Иветта оторвала взгляд от дерева с висельниками, отрешённо обводя указательным пальцем узоры на браслете. Гавань Белого Копья казалось нетронутой – сюда пригнали китривирийские корабли, разбавив скудный флот Миляна Тита. Крошечные белые башенки терялись в густом дыму, как и берег Жемчужного моря. Иветта запомнила Белое копьё другим. Город на исходе своей славы и процветания, ещё способный потягаться со столицами княжеств в колорите и живописности, сегодня был ввергнут в вязкое болото резни и криков её жертв, от которых стыли жилы даже у магички.

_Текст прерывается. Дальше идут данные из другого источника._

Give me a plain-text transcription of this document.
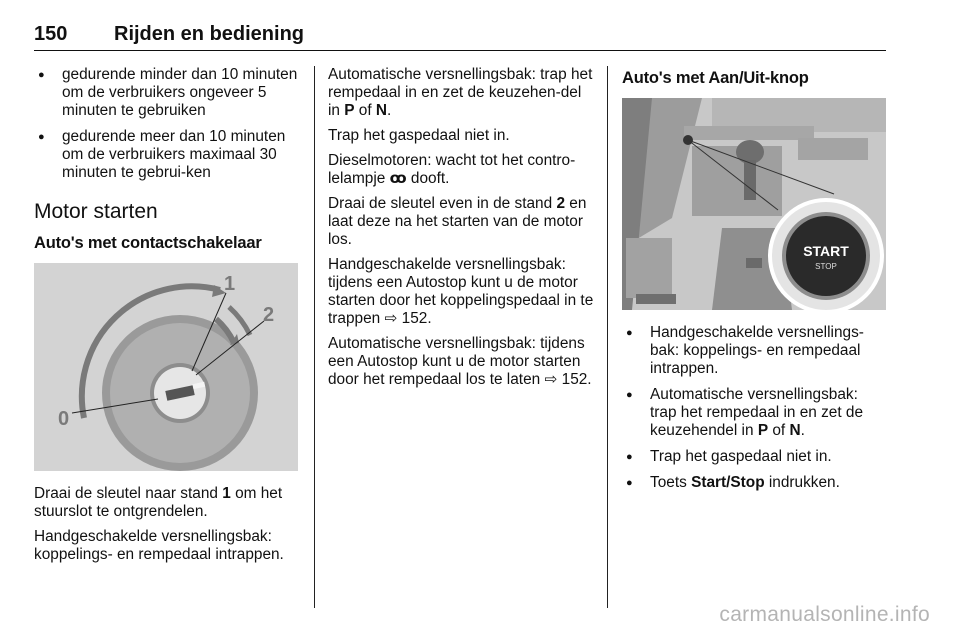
150 Rijden en bediening
● gedurende minder dan 10 minuten om de verbruikers ongeveer 5 minuten te gebruiken
● gedurende meer dan 10 minuten om de verbruikers maximaal 30 minuten te gebrui-ken
Motor starten
Auto's met contactschakelaar
1
2
0

Draai de sleutel naar stand 1 om het stuurslot te ontgrendelen.

Handgeschakelde versnellingsbak: koppelings- en rempedaal intrappen.

Automatische versnellingsbak: trap het rempedaal in en zet de keuzehen-del in P of N.

Trap het gaspedaal niet in.

Dieselmotoren: wacht tot het contro-lelampje ꝏ dooft.

Draai de sleutel even in de stand 2 en laat deze na het starten van de motor los.

Handgeschakelde versnellingsbak: tijdens een Autostop kunt u de motor starten door het koppelingspedaal in te trappen ⇨ 152.

Automatische versnellingsbak: tijdens een Autostop kunt u de motor starten door het rempedaal los te laten ⇨ 152.

Auto's met Aan/Uit-knop
START
STOP
● Handgeschakelde versnellings-bak: koppelings- en rempedaal intrappen.
● Automatische versnellingsbak: trap het rempedaal in en zet de keuzehendel in P of N.
● Trap het gaspedaal niet in.
● Toets Start/Stop indrukken.
carmanualsonline.info
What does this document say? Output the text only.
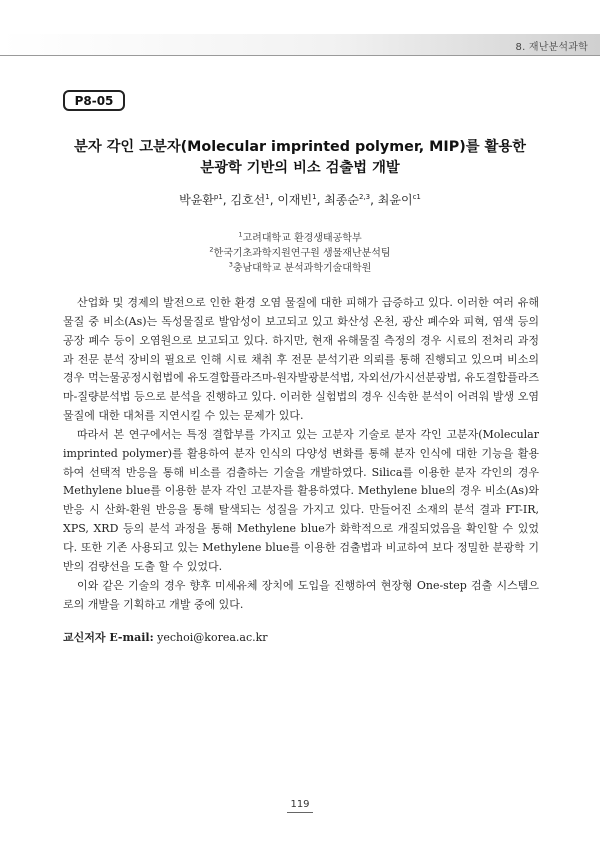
8. 재난분석과학
P8-05
분자 각인 고분자(Molecular imprinted polymer, MIP)를 활용한
분광학 기반의 비소 검출법 개발
박윤환$^{p1}$, 김호선$^1$, 이재빈$^1$, 최종순$^{2,3}$, 최윤이$^{c1}$
$^1$고려대학교 환경생태공학부
$^2$한국기초과학지원연구원 생물재난분석팀
$^3$충남대학교 분석과학기술대학원

산업화 및 경제의 발전으로 인한 환경 오염 물질에 대한 피해가 급증하고 있다. 이러한 여러 유해물질 중 비소(As)는 독성물질로 발암성이 보고되고 있고 화산성 온천, 광산 폐수와 피혁, 염색 등의 공장 폐수 등이 오염원으로 보고되고 있다. 하지만, 현재 유해물질 측정의 경우 시료의 전처리 과정과 전문 분석 장비의 필요로 인해 시료 채취 후 전문 분석기관 의뢰를 통해 진행되고 있으며 비소의 경우 먹는물공정시험법에 유도결합플라즈마-원자발광분석법, 자외선/가시선분광법, 유도결합플라즈마-질량분석법 등으로 분석을 진행하고 있다. 이러한 실험법의 경우 신속한 분석이 어려워 발생 오염물질에 대한 대처를 지연시킬 수 있는 문제가 있다.

따라서 본 연구에서는 특정 결합부를 가지고 있는 고분자 기술로 분자 각인 고분자(Molecular imprinted polymer)를 활용하여 분자 인식의 다양성 변화를 통해 분자 인식에 대한 기능을 활용하여 선택적 반응을 통해 비소를 검출하는 기술을 개발하였다. Silica를 이용한 분자 각인의 경우 Methylene blue를 이용한 분자 각인 고분자를 활용하였다. Methylene blue의 경우 비소(As)와 반응 시 산화-환원 반응을 통해 탈색되는 성질을 가지고 있다. 만들어진 소재의 분석 결과 FT-IR, XPS, XRD 등의 분석 과정을 통해 Methylene blue가 화학적으로 개질되었음을 확인할 수 있었다. 또한 기존 사용되고 있는 Methylene blue를 이용한 검출법과 비교하여 보다 정밀한 분광학 기반의 검량선을 도출 할 수 있었다.

이와 같은 기술의 경우 향후 미세유체 장치에 도입을 진행하여 현장형 One-step 검출 시스템으로의 개발을 기획하고 개발 중에 있다.

교신저자 E-mail: yechoi@korea.ac.kr
119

Иветта прекрасно понимала, чем так насолило Белое Копьё Фанету – с него началась не только история первых людей, но и века рабства илиаров.
Голос разума у генерала заглох уже на подходах к городу, когда он приказал не брать пленных среди крестьян и мирных жителей.
«Что же мы творим?» – думалось чародейке, когда она поджаривала мозги очередному бедняге, встреченному в кварталах Копья.
Иветта навсегда запомнила его скрюченные в агонии пальцы с поражёнными грибком ногтями и превратившимися в камень мозолями, принадлежавшими или бывалому старому воину, или трудяге. Его глаза налились кровью, расширившись от ужаса. Браслет магички нагрелся и испускал зловещий красный цвет, продлевая боль противника.
«Что же мы творим?»
Верна была молва об этом двойственном, опустошающем чувстве и его последствиях – тропу возмездия нельзя покинуть. Слишком далеко они забрели, следуя по ней.
– Чёртов дождь закончился. Наконец-то, – послышался сзади полный негодования голос.
– Это всё, что тебя волнует сейчас? – спросила Иветта.
Наставница поравнялась с ней, воткнув посох в землю и окинув взглядом город.
– Вещи, которые тревожат моё сердце, не пересчитать по пальцам, – отозвалась Дита. – Но этот студёный ливень – самая назойливая из них.
Сапфир в посохе, будто выражая согласие с хозяйкой, выбросил одиночную неяркую искру. Дита не обратила на него внимание.
– Полукровка завтра отплывёт в Черпаховую бухту с нашими ранеными, – будничным тоном поведала верховная чародейка. – А оттуда – в Тиссоф.
– Тивурий поплывёт обратно? – уточнила Иветта с удивлением.
– Да. Я сразу сообщила генералу, что если кто-то из чародеев не сможет дальше сражаться, то он отправится домой залечивать раны. Тем более, что половина из них успеет вернуться в Белое Копьё до наступления на Яриму.
– О чём ты говоришь? – нахмурилась Иветта. – Сколько мы пробудем здесь?
Однако прежде, чем Дита заговорила снова, магичка вникла в смысл её известия и ощутила, как внутри неё всё опустилось и немощно заныло.
– Фанет был серьёзно ранен в бою. Так что задержимся на неопределённый срок, – пояснила наставница.
Дита сняла капюшон, позволяя золотистым локонам кольцами упасть на плечи. Несмотря на то, что её белые одежды посерели от грязи и дождя, от чародейки по-прежнему исходил свет – теплее и ласковее любого огня, способный ужалить время от времени, повинуясь настроению чародейки.